George tells Herrick directions to his dungeon. It's the night of his change, and he locks the door so that Herrick's trapped, and Herrick goes all threatening and superior and aweful on him, and doesn't even have the decency to feel scared as he watches George change before his eyes-- at least, not until George tells him that saving human lives means he's proving his own humanity, not neglecting it.
Mitchell and Annie try to stop him about the same time that Nina discovers a letter he left for her, breaking up. She's angry enough to follow them down to the basement, and busts in to see waht's up-- and has to be forced back out. She watches George transform, and she doesn't scream or anything, and seeing her manages to calm him, stops his rages dead in their tracks. After he's torn Herrick to shreds, of course.
Afterward, George and Nina are talking, and he finally tells her the truth about what happened to him, and she still hasn't run screaming. Downstairs, Mitchell and Annie are worried that he's been changed by intentionally killing someone, but she seems to be fine. Annie wonders about the door and her purpose, and Mitchell says it's like denying the afterlife let her tap into some new power she didn't know she had. All of them wonder waht happens now, and there's an attempt at a very fragile hope that it's over and they can live in peace. But Nina got scratched in the dungeon, and Owen's been talking to people in jail, and the nameless guy he's explaining everything to calls someone else and says "we've found them"-- and that's how the series ends: uncomfortable, unfinished, and awkward, with more horror to come, but calm now.
Here's what I think can / might happen in the next series, being filmed now:
- Annie will continue to self-actualize. She'll probably have to face the door again at some point, but maybe not this next season. She'll become a really kick-ass poltergeist-- and maybe will have to fight to stay human the way the others do, absolute power and all that.

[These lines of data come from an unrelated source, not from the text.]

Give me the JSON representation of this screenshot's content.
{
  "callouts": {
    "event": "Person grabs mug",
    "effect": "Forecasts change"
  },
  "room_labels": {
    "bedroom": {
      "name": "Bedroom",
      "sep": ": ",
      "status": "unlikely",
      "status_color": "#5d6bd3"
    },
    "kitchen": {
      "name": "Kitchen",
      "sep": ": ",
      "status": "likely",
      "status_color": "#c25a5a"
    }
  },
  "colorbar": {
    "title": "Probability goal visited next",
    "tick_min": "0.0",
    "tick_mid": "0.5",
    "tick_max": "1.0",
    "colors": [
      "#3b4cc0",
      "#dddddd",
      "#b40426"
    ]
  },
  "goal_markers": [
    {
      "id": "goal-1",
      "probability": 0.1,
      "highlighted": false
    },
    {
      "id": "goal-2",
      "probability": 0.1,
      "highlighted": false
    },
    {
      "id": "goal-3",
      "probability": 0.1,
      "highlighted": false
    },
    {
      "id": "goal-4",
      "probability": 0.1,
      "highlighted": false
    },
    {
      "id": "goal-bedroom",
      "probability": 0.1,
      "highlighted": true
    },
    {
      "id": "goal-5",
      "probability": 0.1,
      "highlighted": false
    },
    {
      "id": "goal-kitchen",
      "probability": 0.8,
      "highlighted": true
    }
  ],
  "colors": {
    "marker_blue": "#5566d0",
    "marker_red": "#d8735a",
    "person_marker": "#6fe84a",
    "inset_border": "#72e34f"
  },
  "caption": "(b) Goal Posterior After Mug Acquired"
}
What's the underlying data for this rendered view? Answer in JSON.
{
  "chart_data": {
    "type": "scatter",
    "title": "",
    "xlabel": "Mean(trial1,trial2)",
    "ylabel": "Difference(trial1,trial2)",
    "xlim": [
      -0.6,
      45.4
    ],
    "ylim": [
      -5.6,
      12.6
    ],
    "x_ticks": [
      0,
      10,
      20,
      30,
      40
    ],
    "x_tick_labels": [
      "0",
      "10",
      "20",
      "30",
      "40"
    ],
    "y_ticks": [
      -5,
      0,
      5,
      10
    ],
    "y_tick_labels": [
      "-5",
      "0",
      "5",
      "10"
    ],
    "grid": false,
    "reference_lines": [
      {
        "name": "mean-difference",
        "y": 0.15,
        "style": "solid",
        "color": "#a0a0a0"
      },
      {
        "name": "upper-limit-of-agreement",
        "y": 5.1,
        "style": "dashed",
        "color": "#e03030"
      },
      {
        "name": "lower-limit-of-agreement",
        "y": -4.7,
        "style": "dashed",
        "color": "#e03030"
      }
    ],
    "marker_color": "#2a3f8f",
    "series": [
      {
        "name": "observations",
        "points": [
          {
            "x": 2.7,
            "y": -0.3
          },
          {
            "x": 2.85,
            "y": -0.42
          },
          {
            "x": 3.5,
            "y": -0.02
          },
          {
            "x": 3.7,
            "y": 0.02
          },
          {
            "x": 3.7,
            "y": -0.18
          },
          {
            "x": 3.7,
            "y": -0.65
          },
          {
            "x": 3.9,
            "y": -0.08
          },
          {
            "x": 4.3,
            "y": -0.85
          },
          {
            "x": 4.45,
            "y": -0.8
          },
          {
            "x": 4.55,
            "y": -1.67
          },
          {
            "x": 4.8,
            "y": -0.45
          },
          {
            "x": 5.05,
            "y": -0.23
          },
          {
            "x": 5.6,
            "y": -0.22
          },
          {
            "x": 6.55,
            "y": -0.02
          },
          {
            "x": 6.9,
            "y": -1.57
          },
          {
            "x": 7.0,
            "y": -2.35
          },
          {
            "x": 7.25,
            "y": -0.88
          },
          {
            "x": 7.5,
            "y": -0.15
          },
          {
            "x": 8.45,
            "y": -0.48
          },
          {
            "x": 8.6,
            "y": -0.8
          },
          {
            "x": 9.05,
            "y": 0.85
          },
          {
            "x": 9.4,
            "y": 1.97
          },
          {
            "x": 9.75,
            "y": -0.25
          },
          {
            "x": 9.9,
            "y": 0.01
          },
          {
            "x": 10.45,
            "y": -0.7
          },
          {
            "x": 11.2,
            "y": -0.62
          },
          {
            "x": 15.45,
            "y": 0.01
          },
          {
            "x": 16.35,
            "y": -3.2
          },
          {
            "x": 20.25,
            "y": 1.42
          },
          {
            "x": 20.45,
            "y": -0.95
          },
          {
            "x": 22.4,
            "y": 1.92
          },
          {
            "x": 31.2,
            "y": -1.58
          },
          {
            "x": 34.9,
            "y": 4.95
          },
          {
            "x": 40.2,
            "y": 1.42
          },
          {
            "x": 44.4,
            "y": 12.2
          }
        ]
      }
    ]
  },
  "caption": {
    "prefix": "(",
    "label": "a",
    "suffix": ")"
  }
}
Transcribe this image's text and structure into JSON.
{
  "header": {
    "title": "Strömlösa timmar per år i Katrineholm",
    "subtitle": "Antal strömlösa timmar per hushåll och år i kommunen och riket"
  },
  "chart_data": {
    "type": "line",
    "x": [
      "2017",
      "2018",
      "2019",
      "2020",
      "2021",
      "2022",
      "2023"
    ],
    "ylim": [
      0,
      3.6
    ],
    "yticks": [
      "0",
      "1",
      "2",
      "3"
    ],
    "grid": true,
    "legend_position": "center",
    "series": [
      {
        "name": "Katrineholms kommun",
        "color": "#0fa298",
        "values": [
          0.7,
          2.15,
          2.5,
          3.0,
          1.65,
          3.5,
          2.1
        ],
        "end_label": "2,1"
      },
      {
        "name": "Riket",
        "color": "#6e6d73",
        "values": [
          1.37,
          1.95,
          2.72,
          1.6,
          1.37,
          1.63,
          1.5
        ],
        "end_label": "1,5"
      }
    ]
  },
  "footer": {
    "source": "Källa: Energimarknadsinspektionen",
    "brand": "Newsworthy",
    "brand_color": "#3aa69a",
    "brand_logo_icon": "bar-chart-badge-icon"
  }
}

- George and Nina will have to deal with what's happened to Nina; George will undoubtedly feel guilty, because he's good at guilt. Nina... it's hard to say. She has a short temper, but she's also strong enough to face it. But the fact that he wasn't entirely turned might mean something-- she's only partially infected, or she's different than him, or it'll be like finding out whether you've got some horrible disease or something, and there will be weeks of waiting.
- I'd still love Nina's injuries to have been caused by something supernatural; and maybe that'll change her path with the scratches, too.
- Mitchell will try to go off the blood again, and will be even more set against the rest of the vamps, but they won't give up on him. Someone worse will take over, most likely. H thinks they'll recruit Owen, which would be crushing and horrible.
- Hopefully this new guy and whoever he's taking to on the phone will be a new faction entirely-- monster hunters or paranormal investigators or something.
- I want to see the Vickar again. And I still maintain that they need allies in the rest of the world, a support system they can turn to.